DOS ORILLAS XXI-XXII

Si queréis leer este relato, lo tenéis en la página 86 de la revista, entrando en el siguiente enlace:

http://www.revistadosorillas.com/index_htm_files/revista_21-22_2017.pdf

En este número, como siempre, hay un gran número de amigos a los que me unen muchos lazos afectivos. Aquí tenéis la nómina entera de quienes hemos participado:

Poesía: Ana María Moreno Yebra, Pilar Quirosa Chyrouze.
Ensayo de la profesora Susana Medrano, sobre la obra de la poeta Pura López Cortés.
Ensayo de la profesora Macarena Soledad Sisto, sobre la poeta Rosaura Álvarez.
Y los poemas de Khédija Gadhoum (Túnez- Estados Unidos), Abdul Hadi Sadoun (Irak – Madrid), George Nina Elian (Rumania), Enrique Villagrasa, Malika El Bouzidi (Marruecos), Fernando de Ágreda, Nadia Záfer Chaabán (Líbano), Luis Alberto del Castillo, Encarna Lara, Murid Barguti (Palestina), traducido por Ibrahim El Yaichi (Marruecos), Aziz Amahjour (Marruecos), Poema ganador del Certamen Encuentros por La Paz de San Pablo de Buceite.
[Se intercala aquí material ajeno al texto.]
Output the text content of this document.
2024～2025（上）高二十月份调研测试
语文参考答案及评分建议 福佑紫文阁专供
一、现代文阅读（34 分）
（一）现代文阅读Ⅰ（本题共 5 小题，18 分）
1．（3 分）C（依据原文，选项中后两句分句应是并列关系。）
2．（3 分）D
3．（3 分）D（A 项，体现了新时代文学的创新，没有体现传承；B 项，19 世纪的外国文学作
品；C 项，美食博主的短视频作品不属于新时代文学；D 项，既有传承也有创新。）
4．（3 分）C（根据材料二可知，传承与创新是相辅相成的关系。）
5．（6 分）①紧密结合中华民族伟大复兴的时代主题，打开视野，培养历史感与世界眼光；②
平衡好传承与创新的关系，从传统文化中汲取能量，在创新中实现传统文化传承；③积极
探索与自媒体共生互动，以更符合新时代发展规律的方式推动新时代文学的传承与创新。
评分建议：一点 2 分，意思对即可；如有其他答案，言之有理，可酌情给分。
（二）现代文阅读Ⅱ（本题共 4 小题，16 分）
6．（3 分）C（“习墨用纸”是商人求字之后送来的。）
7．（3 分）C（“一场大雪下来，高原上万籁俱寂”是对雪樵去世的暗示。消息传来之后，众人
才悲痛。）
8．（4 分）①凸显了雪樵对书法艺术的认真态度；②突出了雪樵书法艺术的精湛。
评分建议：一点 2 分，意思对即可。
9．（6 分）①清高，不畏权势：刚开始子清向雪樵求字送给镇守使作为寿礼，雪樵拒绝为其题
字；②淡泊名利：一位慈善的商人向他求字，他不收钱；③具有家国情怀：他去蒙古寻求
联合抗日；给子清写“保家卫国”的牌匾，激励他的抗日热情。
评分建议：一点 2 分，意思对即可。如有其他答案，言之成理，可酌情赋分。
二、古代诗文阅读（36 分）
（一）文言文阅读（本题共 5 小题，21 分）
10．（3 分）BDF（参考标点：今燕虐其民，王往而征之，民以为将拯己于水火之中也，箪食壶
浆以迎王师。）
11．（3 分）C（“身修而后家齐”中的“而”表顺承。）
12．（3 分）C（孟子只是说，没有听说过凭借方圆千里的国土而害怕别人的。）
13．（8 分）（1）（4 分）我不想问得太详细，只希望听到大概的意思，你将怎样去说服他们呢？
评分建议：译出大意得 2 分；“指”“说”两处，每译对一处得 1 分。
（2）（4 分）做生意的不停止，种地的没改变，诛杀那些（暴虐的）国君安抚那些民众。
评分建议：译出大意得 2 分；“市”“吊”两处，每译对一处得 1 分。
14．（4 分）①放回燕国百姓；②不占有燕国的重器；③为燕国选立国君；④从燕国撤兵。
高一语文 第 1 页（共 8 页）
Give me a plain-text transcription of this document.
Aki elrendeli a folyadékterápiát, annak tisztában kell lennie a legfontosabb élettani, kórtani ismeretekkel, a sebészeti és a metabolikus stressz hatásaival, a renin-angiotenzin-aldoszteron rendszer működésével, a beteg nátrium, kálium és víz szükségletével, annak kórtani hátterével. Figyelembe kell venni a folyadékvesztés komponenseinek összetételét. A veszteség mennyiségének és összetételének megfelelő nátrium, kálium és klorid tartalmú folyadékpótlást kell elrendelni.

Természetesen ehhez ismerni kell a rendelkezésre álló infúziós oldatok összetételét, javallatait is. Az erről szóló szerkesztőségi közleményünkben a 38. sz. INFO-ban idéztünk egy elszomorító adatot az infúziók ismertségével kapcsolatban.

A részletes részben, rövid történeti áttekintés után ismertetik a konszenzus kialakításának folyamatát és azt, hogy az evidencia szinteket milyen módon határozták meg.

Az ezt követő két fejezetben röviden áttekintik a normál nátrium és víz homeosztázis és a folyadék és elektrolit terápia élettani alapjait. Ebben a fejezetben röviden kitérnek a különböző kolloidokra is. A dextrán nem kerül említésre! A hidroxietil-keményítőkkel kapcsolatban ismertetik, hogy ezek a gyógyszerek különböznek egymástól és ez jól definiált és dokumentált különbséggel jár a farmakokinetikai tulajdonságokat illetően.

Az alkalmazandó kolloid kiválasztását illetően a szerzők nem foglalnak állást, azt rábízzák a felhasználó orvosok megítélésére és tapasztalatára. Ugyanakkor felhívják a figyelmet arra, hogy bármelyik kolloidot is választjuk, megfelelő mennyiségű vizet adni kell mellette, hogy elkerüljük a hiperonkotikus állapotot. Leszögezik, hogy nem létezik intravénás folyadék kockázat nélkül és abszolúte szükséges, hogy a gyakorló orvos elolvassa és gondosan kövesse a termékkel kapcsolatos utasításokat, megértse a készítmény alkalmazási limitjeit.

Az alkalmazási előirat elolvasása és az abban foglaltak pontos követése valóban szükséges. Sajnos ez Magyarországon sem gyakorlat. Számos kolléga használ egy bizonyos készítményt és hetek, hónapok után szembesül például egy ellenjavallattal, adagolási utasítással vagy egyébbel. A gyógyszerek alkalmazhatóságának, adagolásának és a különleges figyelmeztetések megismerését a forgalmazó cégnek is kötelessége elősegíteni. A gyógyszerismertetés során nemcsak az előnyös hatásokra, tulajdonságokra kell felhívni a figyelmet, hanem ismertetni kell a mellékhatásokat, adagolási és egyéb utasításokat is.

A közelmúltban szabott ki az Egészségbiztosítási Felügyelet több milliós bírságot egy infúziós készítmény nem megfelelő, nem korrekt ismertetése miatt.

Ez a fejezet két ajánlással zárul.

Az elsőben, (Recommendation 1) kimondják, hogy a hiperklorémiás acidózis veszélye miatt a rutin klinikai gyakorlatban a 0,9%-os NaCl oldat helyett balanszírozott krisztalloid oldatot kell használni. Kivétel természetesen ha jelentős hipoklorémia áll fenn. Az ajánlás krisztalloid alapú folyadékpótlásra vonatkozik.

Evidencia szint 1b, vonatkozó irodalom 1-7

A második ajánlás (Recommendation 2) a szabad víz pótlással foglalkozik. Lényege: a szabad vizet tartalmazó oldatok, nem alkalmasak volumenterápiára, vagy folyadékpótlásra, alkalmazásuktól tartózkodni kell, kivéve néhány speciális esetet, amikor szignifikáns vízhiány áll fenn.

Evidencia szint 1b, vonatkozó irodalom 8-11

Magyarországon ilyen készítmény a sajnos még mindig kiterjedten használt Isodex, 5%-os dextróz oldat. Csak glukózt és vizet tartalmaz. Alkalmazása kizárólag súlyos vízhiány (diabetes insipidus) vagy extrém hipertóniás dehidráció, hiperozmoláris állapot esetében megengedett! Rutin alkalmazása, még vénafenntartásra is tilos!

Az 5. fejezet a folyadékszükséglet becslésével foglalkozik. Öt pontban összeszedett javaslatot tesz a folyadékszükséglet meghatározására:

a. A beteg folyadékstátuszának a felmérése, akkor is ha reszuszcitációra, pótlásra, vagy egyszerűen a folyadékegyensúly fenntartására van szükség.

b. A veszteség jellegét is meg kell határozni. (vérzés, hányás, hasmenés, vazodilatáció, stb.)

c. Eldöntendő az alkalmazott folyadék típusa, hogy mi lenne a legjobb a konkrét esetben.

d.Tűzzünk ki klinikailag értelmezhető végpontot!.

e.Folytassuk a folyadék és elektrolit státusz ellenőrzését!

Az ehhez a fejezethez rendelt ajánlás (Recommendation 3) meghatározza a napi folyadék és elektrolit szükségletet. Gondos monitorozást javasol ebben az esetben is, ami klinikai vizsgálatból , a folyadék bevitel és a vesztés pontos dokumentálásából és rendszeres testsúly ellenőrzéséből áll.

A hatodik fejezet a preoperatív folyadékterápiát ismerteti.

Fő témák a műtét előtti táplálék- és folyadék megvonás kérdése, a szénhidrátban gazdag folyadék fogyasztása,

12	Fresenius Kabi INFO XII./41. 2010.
Relatos: Mohamed Bouissef Rekab, León Cohen, Juan Antonio Palacios, Ángel Gómez Rivero, Miguel Vega y Sergio Barce.

Apuntes: Paloma Fernández Gomá (sobre Hadj Buselham Ermiki El Hach Sidi Mohamed El Melali Ben El Hach Mustafa Ermiki).
Ahmed Mohamed Mgara , con el artículo titulado De Tetuán a Granada.
Historia: Nezha Hantouti.

Artículos y ensayos: Francisco Morales Lomas, Alberto Torés y Sana Meghri (Túnez).
Crítica Literaria: Filomena Romero, Francisco Morales Lomas, José Sarria y Fernando Cabrita.

Dirección: Paloma Fernández Gomá

Web Master:  Ramón Tarrío

Jefe del Equipo de Redacción: José Sarria.

Equipo de Redacción: Juana Castro, Mohamed Chakor, Ahmed Mohamed Mgara, Juan José Téllez, Manuel Gahete, Balbina Prior, Rosa Díaz, Encarna León, Ahmed Oubali, Abdellatif Limami, Aziz Amahjour.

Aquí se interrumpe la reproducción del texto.